Makna Lirik Lagu tentang Fourth of July – Sufjan Stevens

Fourth of July

Makna Lirik Lagu tentang Fourth of July – Sufjan Stevens. “Fourth of July” milik Sufjan Stevens, yang rilis di album Carrie & Lowell pada Maret 2015, kembali jadi makna lagu paling menyayat hati di akhir 2025 setelah Sufjan mengungkap di podcast bahwa ini adalah surat terakhirnya untuk ibunya yang meninggal akibat kanker perut tahun 2012. Lagu ini bukan tentang pesta kembang api kemerdekaan AS, melainkan tentang kematian, penyesalan, dan kata-kata yang tak pernah terucap antara anak dan orang tua. Dengan piano pelan, string halus, dan refrain berulang “We’re all gonna die”, lagu ini tembus 300 juta stream Spotify dan sering jadi soundtrack playlist “cry yourself to sleep”. Hingga Desember ini, lagu ini viral lagi di TikTok lewat challenge “tell me something you never told your mom” — ribuan orang nangis sambil lip-sync liriknya. Maknanya sederhana tapi menusuk: apa yang kita lakukan dengan waktu yang tersisa sebelum kita, atau orang yang kita sayang, benar-benar pergi?

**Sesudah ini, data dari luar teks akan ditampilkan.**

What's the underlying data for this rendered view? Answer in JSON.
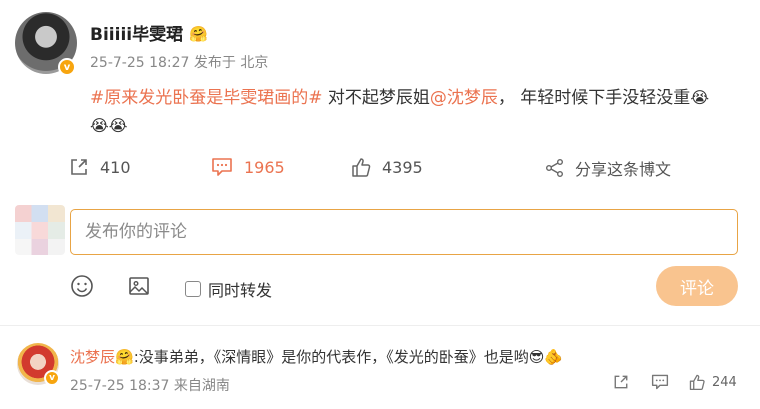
{
  "post": {
    "author": "Biiiii毕雯珺",
    "crown_emoji": "🤗",
    "verified_mark": "v",
    "timestamp": "25-7-25 18:27",
    "location": "发布于 北京",
    "hashtag": "#原来发光卧蚕是毕雯珺画的#",
    "text_part1": " 对不起梦辰姐",
    "mention": "@沈梦辰",
    "text_part2": "， 年轻时候下手没轻没重",
    "emojis": [
      "😭",
      "😭",
      "😭"
    ]
  },
  "actions": {
    "repost": {
      "icon": "share-icon",
      "count": "410"
    },
    "comment": {
      "icon": "comment-icon",
      "count": "1965"
    },
    "like": {
      "icon": "thumbs-up-icon",
      "count": "4395"
    },
    "share": {
      "icon": "share-network-icon",
      "label": "分享这条博文"
    }
  },
  "comment_box": {
    "placeholder": "发布你的评论",
    "repost_label": "同时转发",
    "submit_label": "评论"
  },
  "reply": {
    "user": "沈梦辰",
    "crown_emoji": "🤗",
    "verified_mark": "v",
    "text": ":没事弟弟，《深情眼》是你的代表作，《发光的卧蚕》也是哟",
    "emojis": [
      "😎",
      "🫵"
    ],
    "timestamp": "25-7-25 18:37",
    "source": "来自湖南",
    "like_count": "244"
  },
  "colors": {
    "accent": "#eb7350",
    "input_border": "#e8a445",
    "submit_bg": "#f9c48f",
    "verified": "#f7a50f"
  }
}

Latar Belakang dan Proses Penciptaan Lagu Fourth of July

Carrie & Lowell adalah album paling personal Sufjan — tribute untuk ibunya, Carrie, yang meninggal Juli 2012 di usia 65 tahun setelah berjuang melawan kanker. Sufjan dan ibunya punya hubungan rumit: Carrie meninggalkan keluarga saat Sufjan kecil karena depresi dan kecanduan, hanya bertemu lagi saat dewasa dalam kunjungan singkat. Kematiannya terjadi saat Sufjan berada di Oregon bersama ibu tiri Lowell — momen yang ia abadikan di seluruh album.

“Fourth of July” ditulis dalam satu malam di rumah sakit, saat Sufjan menjaga ibunya yang sudah koma. Ia rekam demo di iPhone, hanya piano sederhana dan vokal bergetar. Di studio, ia tambah string lembut dan efek reverb yang bikin lagu terasa seperti bisikan di ruang kosong. Judul “Fourth of July” dipilih karena hari itu adalah hari terakhir Carrie sadar — ia bilang pada Sufjan, “I’m not afraid” sambil lihat kembang api dari jendela rumah sakit. Sufjan kemudian sadar, itu adalah “Independence Day” terakhir mereka berdua.

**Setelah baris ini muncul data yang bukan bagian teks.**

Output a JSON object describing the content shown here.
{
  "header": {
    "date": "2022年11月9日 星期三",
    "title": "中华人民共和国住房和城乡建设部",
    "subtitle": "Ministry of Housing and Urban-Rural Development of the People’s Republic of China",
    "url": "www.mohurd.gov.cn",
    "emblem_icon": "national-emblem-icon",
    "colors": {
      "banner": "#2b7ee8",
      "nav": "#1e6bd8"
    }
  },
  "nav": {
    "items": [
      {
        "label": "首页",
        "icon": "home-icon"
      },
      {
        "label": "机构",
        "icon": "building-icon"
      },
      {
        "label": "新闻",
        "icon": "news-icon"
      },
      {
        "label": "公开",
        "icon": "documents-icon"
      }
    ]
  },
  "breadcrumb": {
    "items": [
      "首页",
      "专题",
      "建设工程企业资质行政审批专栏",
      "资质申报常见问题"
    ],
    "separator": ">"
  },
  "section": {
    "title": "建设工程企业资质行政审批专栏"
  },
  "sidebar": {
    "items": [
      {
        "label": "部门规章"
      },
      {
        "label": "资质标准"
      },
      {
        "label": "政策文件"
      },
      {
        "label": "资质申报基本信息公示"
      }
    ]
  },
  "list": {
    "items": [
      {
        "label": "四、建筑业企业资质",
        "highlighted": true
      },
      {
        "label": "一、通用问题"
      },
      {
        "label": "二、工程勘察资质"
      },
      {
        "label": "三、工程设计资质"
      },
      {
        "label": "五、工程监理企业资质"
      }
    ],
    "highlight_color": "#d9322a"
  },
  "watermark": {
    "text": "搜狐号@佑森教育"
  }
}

Analisis Lirik Lagu Fourth of July: Kata-kata yang Tak Terucap

Lirik lagu ini seperti percakapan antara Sufjan dan ibunya yang sudah tak bisa menjawab. Ia pakai julukan sayang yang dulu dipakai Carrie untuknya:

  • “The evil, it spread like a fever ahead / It was night when you died, my firefly” → “Firefly” adalah panggilan kesayangan Carrie untuk Sufjan kecil.
  • “What could I have said to raise you from the dead? / Oh could I be the sky on the Fourth of July?” → Sufjan menyesal tak bisa “membangkitkan” ibunya, bahkan dengan kata-kata termanis sekalipun.
  • Refrain “We’re all gonna die” diulang 15 kali seperti mantra — bukan pesimis, tapi penerimaan pahit bahwa kematian tak bisa ditawar.

Bagian paling menusuk adalah bridge: “Tell me what did you learn from the Tillamook burn? / Or the Fourth of July? / We’re all gonna die.” Tillamook Burn adalah kebakaran hutan besar di Oregon tahun 1933 — ibunya lahir di sana, dan Sufjan tanya, “Apa yang kamu pelajari dari kehancuran itu?” Jawabannya ternyata sama: segalanya berakhir, tapi kita tetap hidup sebisanya.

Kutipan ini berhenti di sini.